Treacherous King – Some History II

King 1King – Beldjanin, 1962. Isn’t this an easy victory for white? 1.Qxe5. Yes!! 1.. Qxe5 2.Rd8+ Ke7 3.Re8# “Keeping it simple” is clearly what this combination is suggesting. A request one should definitely comply after calculating the current setup on the board.

 1 – 0

Böblingen, Germany, 1999. “Checkmate in eight moves!“ shouts the amateur player Clemens Allwermann at the opponent, the grandmaster Sergej Kalinitschev, in the very last round of the duel. He responded to the disbelieving smile by saying: “Don’t smile, check for yourself!” to heat the situation even further. The amateur player (German Rating of 1925 back then) had earned a shared first place at 7.5 out of 9 points and an overall performance of more then 2630 Elo points. Allwermann was accused of scamming with the support of Fritz 5.32 and all duels could be reconstructed identically with computer aid. Supposedly, the moves were communicated by mini-headphones. At the following tournament in Bad Wörishofen, Germany, he obtained 4.5 points which are adequate to his performance. In the beginning of 2000, the Prosecuting Authorities Stuttgart in Germany gave up their investigations regarding prize money obtained by fraud due to lack of evidence. In consequence, the Bavarian Chess Association expelled Allwermann from the organization.

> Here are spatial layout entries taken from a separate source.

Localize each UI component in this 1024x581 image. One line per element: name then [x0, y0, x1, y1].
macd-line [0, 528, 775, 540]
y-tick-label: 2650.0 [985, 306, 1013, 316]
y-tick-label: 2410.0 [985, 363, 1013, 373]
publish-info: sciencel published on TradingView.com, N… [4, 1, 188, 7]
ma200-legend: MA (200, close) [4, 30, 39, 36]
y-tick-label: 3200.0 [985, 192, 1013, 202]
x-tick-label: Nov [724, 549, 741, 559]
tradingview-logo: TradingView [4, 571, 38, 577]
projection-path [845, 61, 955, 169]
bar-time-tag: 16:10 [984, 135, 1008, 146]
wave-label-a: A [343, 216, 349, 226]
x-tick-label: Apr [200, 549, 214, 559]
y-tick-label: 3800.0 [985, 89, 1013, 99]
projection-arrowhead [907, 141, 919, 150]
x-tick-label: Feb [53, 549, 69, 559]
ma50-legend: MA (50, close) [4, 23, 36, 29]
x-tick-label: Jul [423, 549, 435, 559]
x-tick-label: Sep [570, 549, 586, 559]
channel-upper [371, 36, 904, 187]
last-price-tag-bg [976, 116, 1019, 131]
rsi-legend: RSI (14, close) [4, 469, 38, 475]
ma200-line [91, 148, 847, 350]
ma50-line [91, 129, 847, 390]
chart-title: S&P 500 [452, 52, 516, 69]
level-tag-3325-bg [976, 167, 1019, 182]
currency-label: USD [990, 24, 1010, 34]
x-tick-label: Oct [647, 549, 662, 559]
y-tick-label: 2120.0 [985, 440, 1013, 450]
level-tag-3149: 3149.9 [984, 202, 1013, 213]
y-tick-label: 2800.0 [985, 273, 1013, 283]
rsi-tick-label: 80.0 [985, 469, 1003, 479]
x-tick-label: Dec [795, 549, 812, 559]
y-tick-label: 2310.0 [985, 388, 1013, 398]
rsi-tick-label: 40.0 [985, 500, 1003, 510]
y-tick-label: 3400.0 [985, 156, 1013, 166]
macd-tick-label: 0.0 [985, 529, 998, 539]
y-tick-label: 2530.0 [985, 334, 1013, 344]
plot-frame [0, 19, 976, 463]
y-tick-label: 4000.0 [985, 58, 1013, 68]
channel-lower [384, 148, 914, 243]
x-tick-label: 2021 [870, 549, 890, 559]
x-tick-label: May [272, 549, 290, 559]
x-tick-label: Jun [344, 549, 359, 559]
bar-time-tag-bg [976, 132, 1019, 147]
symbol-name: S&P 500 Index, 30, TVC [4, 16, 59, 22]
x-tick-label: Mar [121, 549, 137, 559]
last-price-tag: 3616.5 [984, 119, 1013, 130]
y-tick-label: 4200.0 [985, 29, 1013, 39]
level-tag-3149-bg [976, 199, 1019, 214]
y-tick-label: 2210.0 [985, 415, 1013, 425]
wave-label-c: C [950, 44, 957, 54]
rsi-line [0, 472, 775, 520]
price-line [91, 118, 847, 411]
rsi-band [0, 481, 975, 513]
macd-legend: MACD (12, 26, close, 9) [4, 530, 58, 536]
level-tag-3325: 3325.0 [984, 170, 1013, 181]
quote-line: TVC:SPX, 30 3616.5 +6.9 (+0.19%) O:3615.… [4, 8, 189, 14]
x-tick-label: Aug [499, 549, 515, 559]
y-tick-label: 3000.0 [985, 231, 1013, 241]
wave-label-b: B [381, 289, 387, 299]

King 2Blanc – Baron, 1979. The usage of all possible aids quickly helps white to win the duel. 1. Bxh6 gxh6 2. Ne7+ Kh8 3. Rf8+ Qxf8 [3…Nxf8 is not an option: 4. Qg8#] 4. Kg6+ Kg7 5. Nxf8+ Kxf8 6. Qg6. White cannot win until this last move!

 1 – 0

Lampertheim, Germany, 2002. The pedagogue Wolfgang Siegler repeatedly disappeared from the chessboard at the Open, although his turn was up. This odd behavior was followed by astounding moves on the board. Suspicious tournament participants called in referees to follow the suspect to the bathroom. A glance under the bathroom door caused the ref to wonder about the unusual foot position that made usual usage of a toilet impossible. Therefore, he sneaked up the dash-panel and caught Siegler while cheating with a handheld-computer and immediately suspended him from the event.

 King 3

Speelman – Liu, 1981. Slight fare from China, bon appétit! 1.. Re2 2. Qxe2 Bxg5+ 3. Ne3 [3. Kd1 results in immediate checkmate 3.. Qb1#] 3.. Qb1+ 4. Kd2 Qxh1 .. And the loan goes back with interest and compound interest ..

0 – 1

April, 2004. Many international top-players participated in the online tournament ACP and fought for prize money of $5,000. The tournament announcements explicitly forbid any illegitimate aids, but still, the players Ghaem Maghami (Iran) and Arkadij Naiditsch (Germany) were suspended from the tournament due to the usage of computers. The German Chess Association frowned upon this behavior.

King 4

Haik – Skembris, 1981. Quick! 1. Rxf6 gxf6 2. Qh6 Re7 [2.. Qe7 3.Nxf6+ Kh8 4. Nxe8 and black can be sure to win the party] 3. Nxf6+ Kh8 4. Ne8! The defence is destroyed for good: 4.. Rxe8 5. Rf7 and over; 4.. Nxg6 5. Rf8+ Nxf8 6. Qxf8# and 4.. Qxe8.makes the game come to the same end. Game Over!

1 – 0

December, 2006. The Indian player Umakant Sharma enhanced his Elo from 1930 to incredibly high 2484 within a year and a half and was therefore banned from any further activities by the Indian Chess Association for a total of ten years. It was clearly proven that he hid a Bluetooth-receiver in his cap at a tournament in New Delhi.